Alors que les négociations post-conflit s’ouvrent à peine, le secrétaire d’État américain Marco Rubio a profité de sa tournée dans le Golfe pour adresser un message de fermeté absolue à Téhéran : Washington veut la paix, mais pas à n’importe quel prix.
Huit jours après la signature, le 17 juin dernier, du protocole d’accord suspendant les hostilités militaires entre les deux puissances, l’heure est désormais à la diplomatie pure. Une trêve fragile de 60 jours s’est ouverte pour jeter les bases d’un règlement durable. Cependant, en déplacement au Koweït et aux Émirats arabes unis, le chef de la diplomatie américaine, Marco Rubio, a tenu à doucher les espoirs d’un accord facile ou de concessions majeures de la part de la Maison-Blanche.

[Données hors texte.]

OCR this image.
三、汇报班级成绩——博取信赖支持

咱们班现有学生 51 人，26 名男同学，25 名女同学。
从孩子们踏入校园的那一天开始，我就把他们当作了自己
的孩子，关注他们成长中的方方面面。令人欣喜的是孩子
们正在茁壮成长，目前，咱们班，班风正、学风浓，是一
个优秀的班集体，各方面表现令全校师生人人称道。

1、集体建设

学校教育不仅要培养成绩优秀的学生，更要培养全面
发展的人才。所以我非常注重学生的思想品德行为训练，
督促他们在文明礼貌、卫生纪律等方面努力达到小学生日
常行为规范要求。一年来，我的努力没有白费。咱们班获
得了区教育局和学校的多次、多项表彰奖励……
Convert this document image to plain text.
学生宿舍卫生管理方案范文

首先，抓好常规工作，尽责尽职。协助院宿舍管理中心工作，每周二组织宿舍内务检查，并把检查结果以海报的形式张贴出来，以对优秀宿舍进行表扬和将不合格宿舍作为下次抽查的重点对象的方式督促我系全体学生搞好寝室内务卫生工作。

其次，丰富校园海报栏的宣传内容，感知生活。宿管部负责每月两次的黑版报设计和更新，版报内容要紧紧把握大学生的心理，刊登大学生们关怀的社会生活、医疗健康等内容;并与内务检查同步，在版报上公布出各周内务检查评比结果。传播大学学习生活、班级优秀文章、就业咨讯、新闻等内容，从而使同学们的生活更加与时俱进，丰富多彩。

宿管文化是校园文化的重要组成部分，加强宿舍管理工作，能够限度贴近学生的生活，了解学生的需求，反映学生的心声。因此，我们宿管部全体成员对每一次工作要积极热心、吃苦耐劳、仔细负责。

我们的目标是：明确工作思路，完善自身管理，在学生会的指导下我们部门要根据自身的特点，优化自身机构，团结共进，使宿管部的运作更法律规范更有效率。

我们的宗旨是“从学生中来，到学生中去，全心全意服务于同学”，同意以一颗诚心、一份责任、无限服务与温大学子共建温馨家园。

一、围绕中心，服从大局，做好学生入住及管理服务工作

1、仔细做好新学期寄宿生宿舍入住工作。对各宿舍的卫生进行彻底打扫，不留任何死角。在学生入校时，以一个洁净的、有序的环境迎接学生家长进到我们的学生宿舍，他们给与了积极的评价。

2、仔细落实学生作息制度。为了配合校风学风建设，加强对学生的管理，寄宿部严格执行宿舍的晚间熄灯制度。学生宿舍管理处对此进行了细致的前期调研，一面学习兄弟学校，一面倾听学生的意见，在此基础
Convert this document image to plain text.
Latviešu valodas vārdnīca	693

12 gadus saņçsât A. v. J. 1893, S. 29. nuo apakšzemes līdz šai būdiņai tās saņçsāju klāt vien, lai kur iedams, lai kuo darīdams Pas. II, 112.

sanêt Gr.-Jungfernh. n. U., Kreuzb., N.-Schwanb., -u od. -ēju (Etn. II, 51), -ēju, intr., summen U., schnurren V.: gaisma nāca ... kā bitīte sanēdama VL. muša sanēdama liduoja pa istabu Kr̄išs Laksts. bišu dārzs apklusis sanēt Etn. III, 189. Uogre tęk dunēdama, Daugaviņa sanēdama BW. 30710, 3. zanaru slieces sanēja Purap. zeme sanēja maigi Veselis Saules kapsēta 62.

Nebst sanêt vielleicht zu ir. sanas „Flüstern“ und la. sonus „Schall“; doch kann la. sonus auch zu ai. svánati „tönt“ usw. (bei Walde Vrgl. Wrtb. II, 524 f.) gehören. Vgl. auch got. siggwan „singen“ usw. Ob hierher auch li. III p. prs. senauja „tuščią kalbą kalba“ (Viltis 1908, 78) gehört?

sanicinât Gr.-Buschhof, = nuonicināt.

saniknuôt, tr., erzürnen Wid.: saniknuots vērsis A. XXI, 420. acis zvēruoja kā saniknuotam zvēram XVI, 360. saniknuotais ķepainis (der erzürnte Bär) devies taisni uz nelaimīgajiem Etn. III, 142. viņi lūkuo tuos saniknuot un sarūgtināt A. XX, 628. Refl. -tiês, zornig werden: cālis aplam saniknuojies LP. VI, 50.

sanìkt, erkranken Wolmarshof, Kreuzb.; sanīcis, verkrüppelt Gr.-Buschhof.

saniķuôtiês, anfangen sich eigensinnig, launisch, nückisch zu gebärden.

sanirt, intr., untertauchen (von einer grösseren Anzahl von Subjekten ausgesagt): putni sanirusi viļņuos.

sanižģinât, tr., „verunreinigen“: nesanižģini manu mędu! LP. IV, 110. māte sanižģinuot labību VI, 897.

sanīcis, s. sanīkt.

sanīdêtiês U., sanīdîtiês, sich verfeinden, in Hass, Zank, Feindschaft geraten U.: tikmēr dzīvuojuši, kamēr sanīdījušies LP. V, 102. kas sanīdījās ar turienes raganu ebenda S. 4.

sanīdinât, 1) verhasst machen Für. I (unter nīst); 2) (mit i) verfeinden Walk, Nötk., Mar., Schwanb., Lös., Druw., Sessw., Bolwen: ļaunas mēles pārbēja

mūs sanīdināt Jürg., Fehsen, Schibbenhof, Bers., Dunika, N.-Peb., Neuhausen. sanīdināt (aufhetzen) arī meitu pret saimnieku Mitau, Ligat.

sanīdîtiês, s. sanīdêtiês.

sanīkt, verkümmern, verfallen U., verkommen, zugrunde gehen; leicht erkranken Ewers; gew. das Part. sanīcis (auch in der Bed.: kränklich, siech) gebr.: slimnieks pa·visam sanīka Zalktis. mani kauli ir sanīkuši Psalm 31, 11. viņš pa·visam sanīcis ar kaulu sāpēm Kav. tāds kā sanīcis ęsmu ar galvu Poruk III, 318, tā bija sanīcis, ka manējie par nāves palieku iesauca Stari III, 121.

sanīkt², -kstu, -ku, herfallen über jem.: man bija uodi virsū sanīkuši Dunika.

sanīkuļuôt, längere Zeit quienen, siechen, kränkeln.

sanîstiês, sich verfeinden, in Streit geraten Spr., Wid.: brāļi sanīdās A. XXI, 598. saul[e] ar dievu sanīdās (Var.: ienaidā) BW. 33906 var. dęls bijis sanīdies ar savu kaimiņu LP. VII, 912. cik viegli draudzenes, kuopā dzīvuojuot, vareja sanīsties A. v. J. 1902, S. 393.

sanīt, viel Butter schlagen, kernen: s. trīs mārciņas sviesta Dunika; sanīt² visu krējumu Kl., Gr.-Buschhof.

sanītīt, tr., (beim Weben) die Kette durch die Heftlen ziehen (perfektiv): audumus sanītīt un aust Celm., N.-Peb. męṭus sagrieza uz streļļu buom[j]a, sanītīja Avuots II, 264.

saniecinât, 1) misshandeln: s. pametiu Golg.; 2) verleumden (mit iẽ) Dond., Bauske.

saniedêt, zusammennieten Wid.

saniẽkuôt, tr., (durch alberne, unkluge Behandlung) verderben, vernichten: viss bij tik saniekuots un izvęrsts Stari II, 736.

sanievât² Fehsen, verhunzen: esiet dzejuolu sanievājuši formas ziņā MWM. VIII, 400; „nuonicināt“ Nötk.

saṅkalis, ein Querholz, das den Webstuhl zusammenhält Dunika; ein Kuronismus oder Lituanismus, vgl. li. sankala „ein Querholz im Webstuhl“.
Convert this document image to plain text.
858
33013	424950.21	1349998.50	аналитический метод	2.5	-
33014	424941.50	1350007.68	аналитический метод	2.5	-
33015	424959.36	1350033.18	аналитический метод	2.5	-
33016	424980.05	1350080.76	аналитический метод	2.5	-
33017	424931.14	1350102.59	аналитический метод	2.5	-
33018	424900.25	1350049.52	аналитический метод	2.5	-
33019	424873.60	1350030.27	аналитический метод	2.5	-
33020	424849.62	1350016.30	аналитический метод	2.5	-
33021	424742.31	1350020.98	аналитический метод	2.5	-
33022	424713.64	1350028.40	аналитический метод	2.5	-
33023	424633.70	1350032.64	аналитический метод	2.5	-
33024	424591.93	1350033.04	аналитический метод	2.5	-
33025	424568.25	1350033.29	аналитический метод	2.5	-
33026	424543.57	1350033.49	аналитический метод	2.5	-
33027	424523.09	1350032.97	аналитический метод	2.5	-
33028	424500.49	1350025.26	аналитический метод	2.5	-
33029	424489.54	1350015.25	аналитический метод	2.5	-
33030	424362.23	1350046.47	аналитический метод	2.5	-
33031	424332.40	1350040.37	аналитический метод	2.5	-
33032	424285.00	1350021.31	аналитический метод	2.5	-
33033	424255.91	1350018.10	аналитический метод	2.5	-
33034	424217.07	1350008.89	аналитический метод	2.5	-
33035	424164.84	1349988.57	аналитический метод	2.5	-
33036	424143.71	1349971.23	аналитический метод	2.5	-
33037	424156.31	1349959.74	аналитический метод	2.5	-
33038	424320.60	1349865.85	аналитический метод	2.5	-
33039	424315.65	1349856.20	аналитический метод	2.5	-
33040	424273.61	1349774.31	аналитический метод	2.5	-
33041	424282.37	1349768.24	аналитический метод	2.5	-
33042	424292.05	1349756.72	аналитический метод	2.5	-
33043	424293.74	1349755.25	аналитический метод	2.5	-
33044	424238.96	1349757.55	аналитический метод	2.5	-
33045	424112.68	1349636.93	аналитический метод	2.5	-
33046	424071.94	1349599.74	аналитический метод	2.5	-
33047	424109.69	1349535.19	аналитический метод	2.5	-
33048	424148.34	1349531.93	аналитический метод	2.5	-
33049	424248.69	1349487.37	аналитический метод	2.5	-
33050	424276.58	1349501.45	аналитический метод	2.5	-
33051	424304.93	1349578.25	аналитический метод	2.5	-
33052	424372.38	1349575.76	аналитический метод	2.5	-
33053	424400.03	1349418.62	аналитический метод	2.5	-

Le détroit d’Ormuz au cœur des tensions commerciales
Le premier point de friction concerne la liberté de circulation maritime. L’Iran a récemment évoqué la possibilité de mettre en place des « droits de redevance » ou des péages pour les navires transitant par le détroit d’Ormuz, une voie par laquelle passait 20 % du commerce mondial d’hydrocarbures avant la guerre.
La réponse de Marco Rubio a été catégorique. Accepter une telle taxe sur une voie navigable internationale propagerait un « chaos total » et provoquerait une « épidémie » de taxes douanières illégales à travers le globe. Pour Washington, la gratuité et la sécurité de la navigation dans le détroit restent non négociables.
Le chèque en blanc exclu pour le nucléaire
L’autre grand pilier des discussions concerne le programme nucléaire iranien et la levée des sanctions économiques. Si la Maison-Blanche affirme que Téhéran a accepté le retour complet des inspecteurs de l’Agence internationale de l’énergie atomique (AIEA) sur ses sites clés, l’Iran souffle le chaud et le froid.
Les États-Unis exigent un protocole d’inspection strict, transparent et permanent avant d’envisager le moindre dégel des avoirs financiers iraniens. Les monarchies du Golfe, alliées de Washington, observent d’ailleurs ces négociations avec une immense prudence, redoutant que la restitution de fonds bloqués ne serve à financer de futures déstabilisations régionales. Marco Rubio s’est voulu rassurant, promettant qu’aucun accord ne se ferait au détriment de la sécurité de ses partenaires arabes.
Prochaine étape : la Suisse
Le premier véritable test de cette stratégie interviendra les 29 ou 30 juin 2026. Les délégations américaine et iranienne se retrouveront en Suisse pour une première réunion technique. Ce face-à-face crucial déterminera si les exigences de Washington et les ambitions de Téhéran peuvent trouver un terrain d’entente, ou si la région doit se préparer à une reprise des hostilités à la fin de l’été.